Back in June I gave a presentation at the 4th International Plagiarism Conference on using Turnitin with large classes to support student writing. The full paper and the powerpoint presentation are now available on the conference website.
The paper describes a pilot study in 2008-2009 involving 3 case studies with large undergraduate student groups, from 120 to 600 students, and addresses the use of Turnitin to support student writing and offer formative feedback, rather than focus purely on plagiarism detection.
Using Turnitin with such large student groups (in 2009-2010 we successfully used it with a class of 950 students) really requires that Turnitin be integrated into the VLE, allowing the students self-submit their work. At NUI Galway, we are using Blackboard, which in turn is integrated with our student records system, thus reducing the administrative overload for staff.
We found that Turnitin can be used to support academic staff in their teaching and assessment. Some of the initial motivation for using Turnitin was that staff were concerned about perceived levels of cut-and-paste plagiarism and collusion within the student groups. With multiple tutorial groups and large numbers of postgraduate tutors, this can be difficult to manage across large cohorts of students. The case studies found that, using Turnitin, tutors were able to identify problems with referencing, to support plagiarism detection, to identify excellent work, and to raise issues generally around student writing.
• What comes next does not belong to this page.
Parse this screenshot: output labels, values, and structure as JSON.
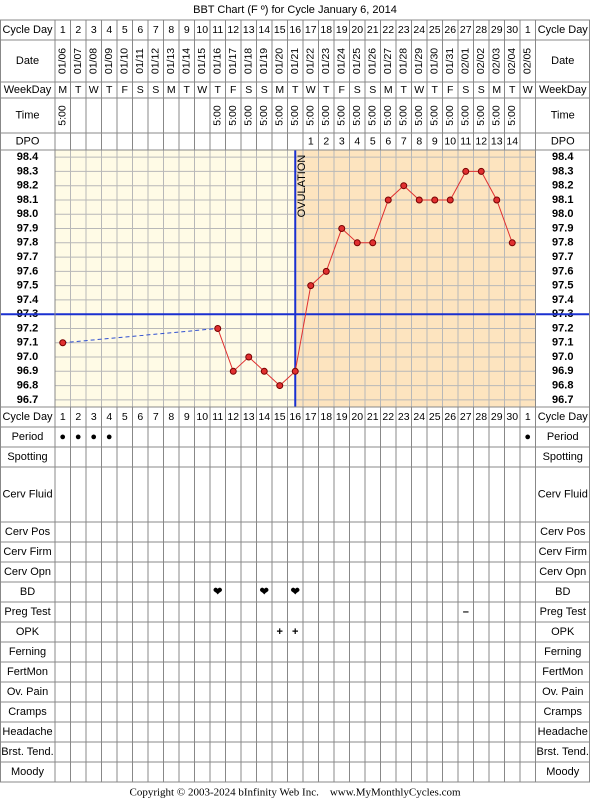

For course co-ordinators there was better visibility into the student group as a whole.
In one (first year) student group, where students were given access to their originality reports for draft submissions and could use them to improve the final versions of submitted work, Turnitin was found to be particularly useful to highlight the importance of originality, and as a way of helping students understand what is expected of them at University level.
The role of the teaching team in each of the case studies was vital to the success of the intervention. Each case-study was academic-driven, brought into the classroom as part of the assessment practice, and not treated as an add-on to teach literacy skills. In each case, teaching teams were brought together to agree a consistent approach to dealing with academic integrity within the discipline. In this way academic honesty became a shared value across the teaching team, giving a consistent message to students.
We found that the best results followed where Turnitin was not being used purely for plagiarism detection. In fact, contrary to our initial expectations, there was little evidence to suggest that its use was a successful deterrent. Rather, it supported the discourse around good writing skills and gave an opportunity to raise awareness of academic writing within the classroom.
I am now interviewing academic staff who used Turnitin in 2009-2010, in the second year of the study. Some of these were involved in the original case studies, and it is interesting to get their perspectives after a second year.
I'm hoping to update the case studies and also describe how Grademark has been used within the discipline of English to facilitate online grading of student work. Cath Ellis has written a very good post of her experiences with Grademark. Her observations certainly match with our experiences here.